Quant à cette pauvre Jeanne, c’était bien pis, madame, que ce qui a paru devant vos yeux sages et indulgents. Cette Jeanne, à la vérité, s’est un peu corrigée de ses anciennes habitudes ; mais elle n’a pu s’habiller assez décemment pour paraître à votre vue. Le fait est qu’il en courait des copies aussi insolentes qu’infidèles, et qu’il a fallu rassembler à la hâte ce qu’on avait de cette ancienne plaisanterie, pour empêcher au moins les fausses Jeannes qui se multipliaient tous les jours, de se donner hardiment pour la véritable. Je n’avais précisément, madame, que ce qui est actuellement entre les mains de votre altesse sérénissime. Si mon âge et ma façon de penser, devenue un peu sérieuse, me permettaient de continuer un tel ouvrage, j’oserais y travailler encore ; mais ce serait uniquement pour obéir à vos ordres. Ma sévérité ne m’empêcherait pas de faire ce que la sévérité d’une grande maîtresse ne l’empêche pas de lire. Mais l’ode de la Mort m’arrête et me glace ; comment plaisanter devant un tel objet ? Il est vrai qu’un ancien, nommé Horace, parlait de la Mort et du Tartare dans une ode, et de Philyre et de vin de Falerne dans une autre. Apelles peignait Vénus après avoir peint les Furies. La mort a beau faire, elle ne chassera point les grâces d’auprès de votre personne. Elles y sont toujours. Il n’y a pas moyen de venir leur demander à présent comment il faut s’y prendre pour vous obéir, madame. Nos montagnes sont couvertes de neige, et il n’est pas possible de traverser le Rhin et le Weser. Il faut se contenter de saluer la forêt de Thuringe des bords de mon grand lac. Il faut se borner à présenter de loin, ce qui est bien triste, mes profonds respects, mon attachement éternel à votre altesse sérénissime et à votre auguste famille.

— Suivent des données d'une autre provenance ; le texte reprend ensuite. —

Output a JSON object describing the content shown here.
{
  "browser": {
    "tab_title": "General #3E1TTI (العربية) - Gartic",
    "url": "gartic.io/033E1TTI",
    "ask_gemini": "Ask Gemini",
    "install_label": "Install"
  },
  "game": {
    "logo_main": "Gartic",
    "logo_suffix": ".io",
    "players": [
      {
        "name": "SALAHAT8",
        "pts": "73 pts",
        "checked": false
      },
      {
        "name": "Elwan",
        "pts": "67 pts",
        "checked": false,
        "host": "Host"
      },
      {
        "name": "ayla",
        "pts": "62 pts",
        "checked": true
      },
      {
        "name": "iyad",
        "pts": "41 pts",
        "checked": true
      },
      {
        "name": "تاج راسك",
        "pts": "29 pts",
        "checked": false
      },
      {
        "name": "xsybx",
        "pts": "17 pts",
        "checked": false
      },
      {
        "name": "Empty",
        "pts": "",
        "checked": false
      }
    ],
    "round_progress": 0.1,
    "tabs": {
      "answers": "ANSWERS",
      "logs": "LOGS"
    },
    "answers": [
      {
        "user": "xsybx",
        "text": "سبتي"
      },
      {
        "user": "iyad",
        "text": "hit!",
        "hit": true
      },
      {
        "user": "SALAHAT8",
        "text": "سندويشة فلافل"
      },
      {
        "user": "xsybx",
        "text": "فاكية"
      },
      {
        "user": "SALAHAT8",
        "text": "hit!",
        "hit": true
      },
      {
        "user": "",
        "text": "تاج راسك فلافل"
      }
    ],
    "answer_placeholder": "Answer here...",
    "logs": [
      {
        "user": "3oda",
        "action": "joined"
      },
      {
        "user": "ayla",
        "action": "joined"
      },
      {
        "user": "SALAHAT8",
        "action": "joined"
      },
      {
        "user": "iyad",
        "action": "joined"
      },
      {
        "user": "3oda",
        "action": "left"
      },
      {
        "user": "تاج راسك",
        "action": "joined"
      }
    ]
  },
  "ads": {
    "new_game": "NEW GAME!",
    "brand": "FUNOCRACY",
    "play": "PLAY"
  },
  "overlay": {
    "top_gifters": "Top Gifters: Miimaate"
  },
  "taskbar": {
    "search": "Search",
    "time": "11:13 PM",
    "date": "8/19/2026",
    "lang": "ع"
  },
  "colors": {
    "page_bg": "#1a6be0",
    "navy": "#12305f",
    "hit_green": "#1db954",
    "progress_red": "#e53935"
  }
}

1 – Editeurs, E. Bayoux et A. François. (G.A.)
2 – Par Frédéric II. (G.A.)
à MESSIEURS DE L’ACADÉMIE FRANÇAISE.
Novembre 1755.
Messieurs, je crois qu’il n’appartient qu’à ceux qui sont, comme vous, à la tête de la littérature, d’adoucir les nouveaux désagréments auxquels les gens de lettres sont exposés depuis quelques années.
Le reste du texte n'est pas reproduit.